Ein Jazzfreund rief mich an. Eines jener Exemplare, die normalerweise jeden Fakt zu Platten, CDs, Konzerten oder Besetzungslisten sofort wie aus der Pistole geschossen nennen können. »Sag mal«, so der Anrufer, »kann es sein, dass Sun Ra irgendwann mal im Dresdner Jazzclub Tonne gespielt hat?« Er, der normalerweise jedes interessante Konzert in Dresden, Leipzig oder Berlin besucht hatte, halte das für unwahrscheinlich, denn daran würde er sich erinnern. Aber sicherheitshalber wolle er dennoch mal nachfragen.
In meinem Kopf ratterten die Gedanken. Ich selbst war bei dem Konzert dabei, hatte noch das Bild des im Rollstuhl sitzenden Sun Ra im Kopf. Aber wann war das? Ich warf die Suche-Funktion auf der Webseite der Tonne an. Nix! Die Konzerte waren erst seit etwa 2002 in die online-Datenbank eingepflegt. Also unters Dach ins Privatarchiv gekrochen, die staubigen Monatsprogramm-Flyer der Jahre 1987 bis 2002 durchgesehen, sechzehn Jahrgänge, also etwa 190 Programmflyer. Kein Sun Ra.

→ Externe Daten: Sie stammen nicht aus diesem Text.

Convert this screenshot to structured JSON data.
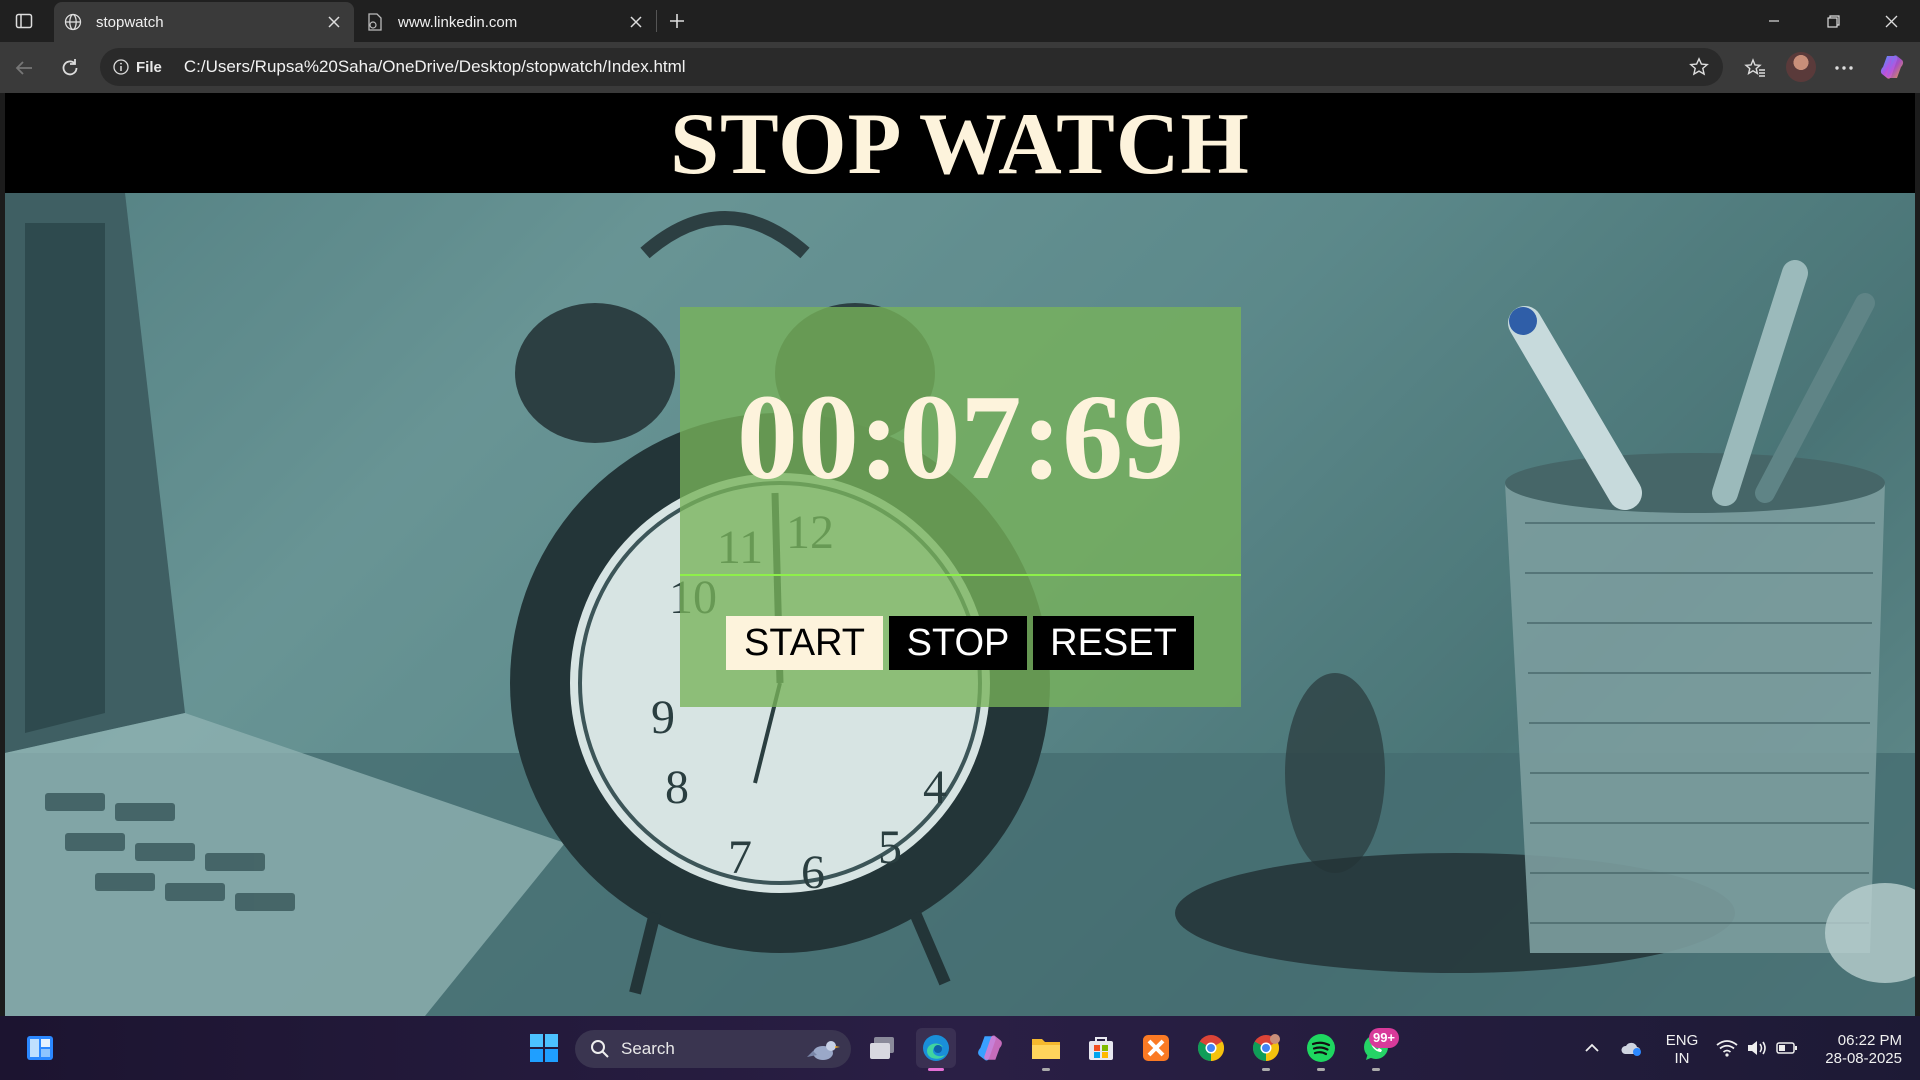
{
  "browser": {
    "tabs": [
      {
        "title": "stopwatch",
        "icon": "globe-icon",
        "active": true
      },
      {
        "title": "www.linkedin.com",
        "icon": "page-icon",
        "active": false
      }
    ],
    "address": {
      "scheme_label": "File",
      "url": "C:/Users/Rupsa%20Saha/OneDrive/Desktop/stopwatch/Index.html"
    }
  },
  "page": {
    "title": "STOP WATCH",
    "time": "00:07:69",
    "buttons": {
      "start": "START",
      "stop": "STOP",
      "reset": "RESET"
    }
  },
  "taskbar": {
    "search_label": "Search",
    "whatsapp_badge": "99+",
    "language": {
      "line1": "ENG",
      "line2": "IN"
    },
    "clock": {
      "time": "06:22 PM",
      "date": "28-08-2025"
    }
  },
  "colors": {
    "header_bg": "#000000",
    "title_text": "#fdf3dc",
    "panel_green": "#78b45a",
    "divider": "#8ef04a",
    "start_btn_bg": "#fdf3dc",
    "other_btn_bg": "#000000"
  }
}
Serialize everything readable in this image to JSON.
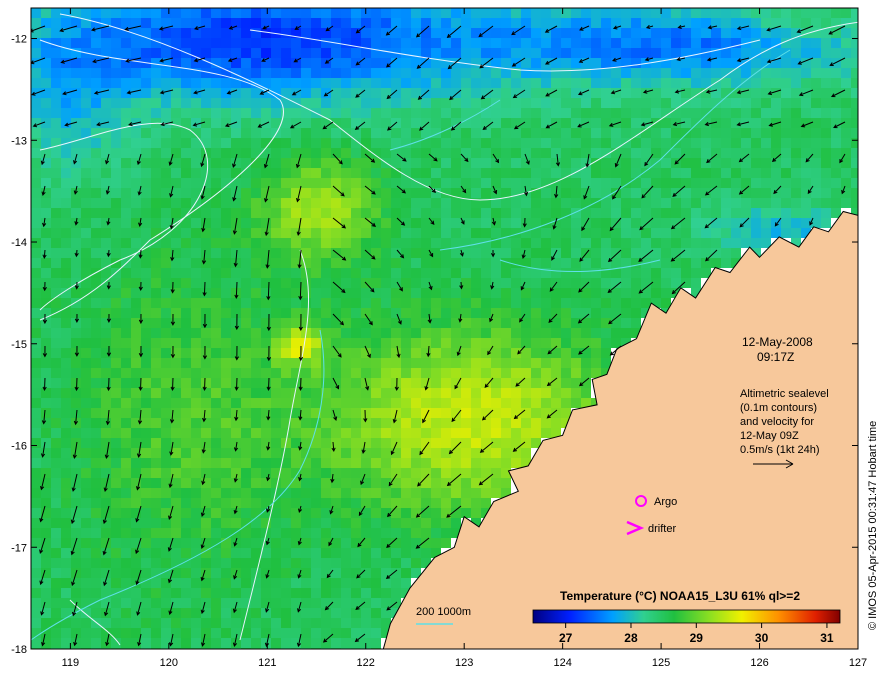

Dafür hatte ich lediglich zwei Erklärungen: Entweder ich war bereits völlig verblödet oder das Konzert musste sehr kurzfristig gebucht worden sein, so dass es nicht in einem Monatsprogramm-Flyer enthalten sein konnte. Diese Erklärung war mir lieber – und ich rief einen namhaften Jazzfotografen an. »Ja, Sun Ra hat in der Tonne gespielt«, machte der Fotograf mir Hoffnung. Es könnte im Frühjahr oder Sommer 1992 gewesen sein. In seiner Excel-Tabelle sei ein solches Konzert nicht enthalten. Aber es müsse natürlich stattgefunden haben, denn er hätte ja Fotos gemacht, die er am Abend heraussuchen wolle. Kurz darauf, der Fotograf hatte nun offenbar Blut geleckt und die Sache wichtiger genommen als seine aktuelle eigentliche Arbeit, landeten bei mir fünf Fotos des damaligen Sun-Ra-Tonne-Auftritts in meinem E-Mail-Postfach. Hurra!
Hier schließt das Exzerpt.